On January 17, we hosted a lunch talk at HLS called “Forced Arbitration and Your Future,” featuring civil rights lawyers Kalpana Kotagal and Deepak Gupta. Kotagal and Gupta discussed their work fighting for worker and consumer rights and explained how law firms use forced arbitration, both for their own employees and on behalf of their clients’ employees. “There’s a fine-print conspiracy against you, and it’s in all your contracts,” Gupta said at the event.

On January 25, Stanford Law students Lauren Border and Emily Hayes wrote a guest post for our website on how to negotiate forced arbitration provisions out of your employment contract, including sample language that students can send to employers. “You have the most negotiating power with a law firm when you have received an offer and are deciding to accept or decline it,” they wrote.

February 2019

On February 4, we launched our #DumpVenable campaign after it was revealed to us that Venable changed its policy to require forced arbitration after responding to the law schools’ employer survey, deceiving an entire incoming class of law students. Although the firm made sure to note in its policy that “these documents are confidential and are not to be released or distributed outside Venable,” we didn’t think the fact that Venable forces its employees into arbitration should be a secret—so we leaked them.

Also on February 4, we joined a collection of HLS student-led organizations to sign an open letter affirming our strong support for Harvard’s participation in the Clerkship Hiring Pilot. We believe the success and expansion of the plan are the necessary first steps in addressing systemic inequities in access to clerkship opportunities. An op-ed in the Harvard Crimson entitled, “It’s Time to be Part of the Solution, Not the Problem, with Judicial Clerkships,” summarized the issue: “There is no doubt just how discriminatory the clerkship system can be, from rampant unchecked sexual harassment to persistent gross disparities in the representation of people of color, women, and other marginalized groups. The new national clerkship hiring pilot plan is essential to creating an equitable environment for students interested in clerking and combating the lack of diversity in the judiciary.”

March 2019

On March 29, we launched our open letter calling on the National Association for Law Placement to add two questions to its Directory of Legal Employers: one inquiring into firms’ use of forced arbitration and NDAs for summer and first-year associates, and one asking whether firms requires any non-lawyer employees to sign a contract containing forced arbitration or an NDA. Over 900 supporters (and counting!) have signed the letter, which we have sent directly to NALP.

This was part of our larger campaign to ramp up the pressure on firms holding out on their use of forced arbitration—namely, DLA Piper and Venable. Despite the growing consensus that forced arbitration hurts workers, DLA Piper has proudly stood by the practice.
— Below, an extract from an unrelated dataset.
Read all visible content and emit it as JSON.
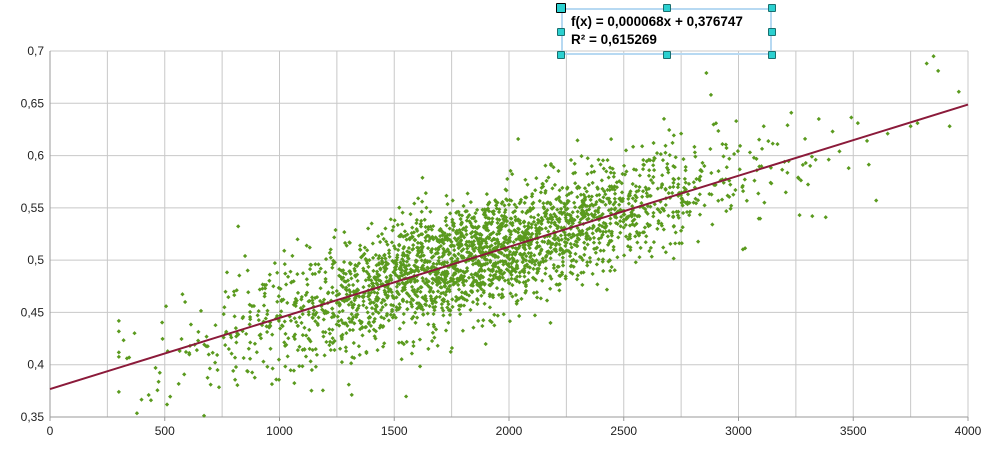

Meanwhile, Venable LLP has refused to acknowledge their use of forced arbitration, despite the fact that we literally have a copy of their employment contract. Since these firms clearly don’t get it, we, along with Georgetown Law students, distributed leaflets about the harms of forced arbitration in front of DLA Piper’s office in Boston and Venable’s office in DC.

Our members posed for a photo after being asked to leave a public sidewalk outside DLA Piper’s Boston office.

April 2019

As Law360 reported, we threw ourselves a first birthday party to celebrate a year’s worth of work to change the legal profession! If our second year is anything like our first, we’ll have even more to celebrate next year.